Metallurgy: Cost and compromise in alloy engineering

Appl. Phys. Lett. 83, 4527–4529 (2003)

There's such a thing as too much choice, as materials scientists searching for new alloys know. There is a phenomenal number of ways of combining four or more metallic elements. So an experimental search for the ideal alloy for a particular application is often impractical. Thomas Bligaard and colleagues propose an alternative. They have used first-principles computational methods to predict relevant properties, such as heats of formation and bulk moduli (in essence, compressibility), for more than 64,000 different alloys. Such calculations are now accurate enough to be considered 'virtual experiments'.

But choosing an engineering material is rarely about optimizing a single property. A common compromise is that between performance and cost. Bligaard et al. say that such a compromise is similar to the balance sought between utility, cost and risk in economics, and they suggest that it can be found using the notion of Pareto optima: solutions that cannot be improved in one respect without degrading them in another. They show how to find the Pareto-optimal alloys that balance compressibility against cost. Low compressibility implies not only hardness but also often low thermal expansion, which is needed for precision engineering. The authors suggest new mid-priced candidate alloys such as ruthenium silicide.

Philip Ball

Meteorite impacts: Dinosaurs were not roasted

Geology 31, 1061–1064 (2003)

Wildfires did not ravage the planet after the giant meteorite impact at the end of the Cretaceous period, according to Claire M. Belcher and co-workers.

They have looked at North American sedimentary rocks dating from the Cretaceous–Tertiary (K/T) boundary, 65 million years ago, searching for signs of charcoal that signify ancient wildfires.
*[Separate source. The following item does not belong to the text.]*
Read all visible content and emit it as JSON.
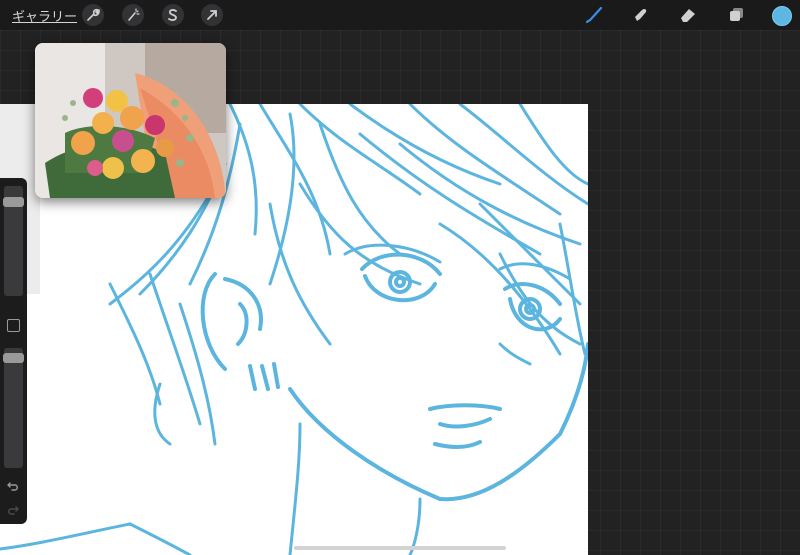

Whereas soot, seen previously in K/T sediments, could be transported over long distances in the atmosphere and could have been produced from fossil fuels at the impact site, only burnt vegetation can generate charcoal.

The researchers took samples along a transect from Colorado to Saskatchewan, the nearest site being 2,300 km from the impact site at Chicxulub in Mexico. They found that the amount of charcoal in the K/T-boundary layers was actually several times less than that in other Cretaceous sediments, arguing strongly that there were no impact-induced wildfires across North America. This in turn implies that some previous estimates of the thermal power delivered by the K/T meteorite are substantially too high.

Philip Ball

Cancer: Sporadic insights

Cell 115, 523–535 (2003)

Inherited mutations in the BRCA1 or BRCA2 genes that result in complete loss of function of the BRCA proteins account for most cases of familial breast and ovarian cancer. But the overwhelming majority of breast and ovarian cancers are sporadic, not inherited, and here mutations in BRCA genes are hardly ever seen. Luke Hughes-Davies and colleagues now identify EMSY as a gene that is multiplied in such cancers and provides a link to BRCA2.

The BRCA proteins are implicated in cellular processes such as regulating gene transcription, repairing DNA and remodelling chromosome architecture, although their precise role is unclear. Hughes-Davies et al. find that the EMSY protein can bind BRCA2, silencing its ability to activate transcription. But EMSY also represses transcription directly, localizes to sites of repair following DNA damage, and associates with proteins that regulate chromosome structure. BRCA2 and EMSY seem, physically and functionally, to be intimately linked.

The authors' clinical studies show that EMSY is frequently, and almost exclusively, multiplied in sporadic breast and ovarian cancers. And patients with 'sporadic' EMSY amplification or 'familial' BRCA2 deletion have remarkably similar cancer types. Furthermore, in patients without metastases, EMSY amplification is associated with a poor prognosis. Hughes-Davies et al. propose that they have uncovered a missing link to the BRCA2 pathway in sporadic breast cancer.

Marie-Thérèse Heemels

Virology: Smallpox selective potential

Proc. Natl Acad. Sci. USA doi:10.1073/pnas.2435085100 (2003)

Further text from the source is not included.